That made me feel pretty sure Jake wasn’t going anywhere.
“Do you want a coat?” he asked me.
“No, I’m good with just my blazer. It’s kind of balmy today.”
Jake lifted his suit jacket off of the back of the kitchen chair and shrugged into it. “Then we’re good to go.”
Mary’s service was at Chambers Funeral Home and just a few minutes drive from our house. There was a hefty turnout and Jake had to drop me and Grandma off at the entrance before going off in search of a far away parking spot. He was attending with us because Clifford had been his baseball coach in middle school and he had also had a lot of mutual acquaintances with Mary in the neighborhood.
I was obviously prepared for there to be a lot of people inside. I wasn’t prepared for the vast quantity of dead people that were hanging around.
It just about smacked me in the face as soon as we walked in.
I saw dead people.
Since my newfound spiritual mediumship had commenced, this was my first funeral and I really hoped it would be the last for a very long time.
There was no rhyme or reason to who was in attendance.
It was like an accumulation of ghosts going back to the funeral home’s inception. There were elderly men in slim fitting suits with skinny ties, men with toupees and leisure suits, and one man even in an eighties velvet tracksuit. The women were like a parade of fashion from the last seventy years as well, with swing skirts giving way to polyester suits and shoulder pads. Most disturbing of all was a young teen girl in an early two thousands pink sparkly prom dress, her hair in coils and her eyebrows razor thin.
“I feel like I’m going to be sick,” I murmured to Grandma. “It’s like breathing in the afterlife in here.”
She patted my hand. “Just don’t make eye contact.”
I had no idea what I would do if I didn’t at least have her trust and belief in what I was seeing because there was no way a nonbeliever wouldn’t think I was completely and totally insane.
The overall vibe I was getting was heavy and oppressive, like a blanket of sadness smothering me. Grandma was greeting her friends and they were all shuffling around the room to look at the photos of Mary and the guest book, which didn’t help my mood either. Shuffling can be creepy under the wrong circumstances. Most circumstances.
“You think we’re going to be ready for Opening Night?” Anne barked at me.
I had learned over the past week and a half that Anne barked instead of simply speaking.
“Well, considering that I have no idea what I’m doing and Thisbe is terrified to hold any sort of knife, we won’t be ready to go pro, but we’ll be okay.”

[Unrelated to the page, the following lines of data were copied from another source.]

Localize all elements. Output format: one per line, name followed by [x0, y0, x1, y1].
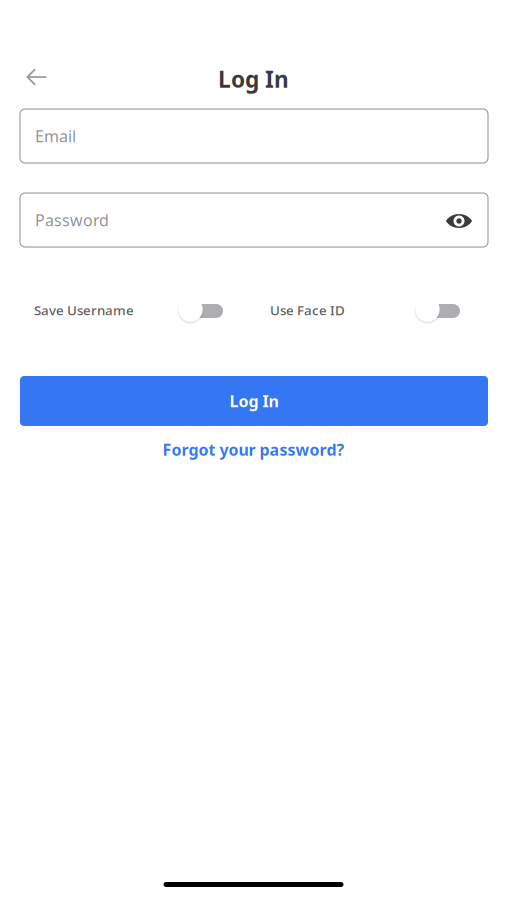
staticText: Email — [35, 125, 76, 147]
button[interactable]: Email — [20, 109, 488, 163]
staticText: Use Face ID — [270, 301, 345, 319]
staticText: Log In — [218, 64, 289, 94]
button[interactable]: Show password — [442, 203, 476, 237]
staticText: Password — [35, 209, 109, 231]
staticText: Save Username — [34, 301, 134, 319]
button[interactable]: Forgot your password? — [162, 433, 344, 466]
button[interactable]: Use Face ID — [270, 298, 460, 322]
button[interactable]: Log In — [20, 376, 488, 426]
button[interactable]: Save Username — [34, 298, 223, 322]
staticText: Log In — [230, 390, 278, 412]
staticText: Forgot your password? — [162, 439, 344, 460]
button[interactable]: Password — [20, 193, 488, 247]
button[interactable]: Back — [17, 58, 57, 98]
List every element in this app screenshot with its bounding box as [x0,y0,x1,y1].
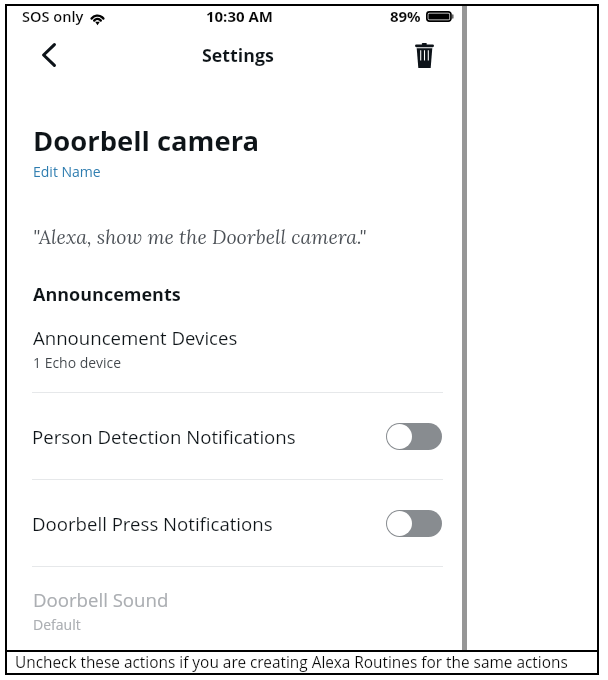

Grandma had gotten, while not her dream role, a bigger part taking over for poor Mary, but she refused to hold a knife, so we were going with a plastic knife compliments of the kid’s toy department at Target. I didn’t blame her. I looked at our kitchen knives at home with a whole new light when I was chopping vegetables for Jake to sauté.
Anne just grunted and stomped away, presumably to bark at someone else.
“She’s trying to get her hooks into Clifford now that he’s single but she has stiff competition. No pun intended,” Grandma said.
That almost made me laugh. “We’re at Mary’s service. I feel like maybe the ladies should leave Clifford alone.”
“You can’t let the grass grow under your feet if you want to hook a man in his eighties. I’m not sure which is coming at him faster—death or a dozen widows. There’s no time to lethim grieve. Besides, he’s loaded. Tons of money. He’ll have a sweetheart by next week, mark my words.”
“There’s nothing wrong with being single.”
“How happy were you single?” she scoffed.
“I was fine,” I protested. “You’re single. You’re fine.”
“I’m built different from most women.”
I had no idea what that meant and I wasn’t asking.
“Oh, crap, here comes Sara Murphy.” Grandma moved faster than she had since they closed Kmart and marked everything ninety percent off fifteen years ago. She disappeared into a crowd of mourners and left me to take the brunt of Sara’s hugging and sobbing.
“It’s just so awful!” she said, squeezing me tightly. “I’m so glad you’re here.”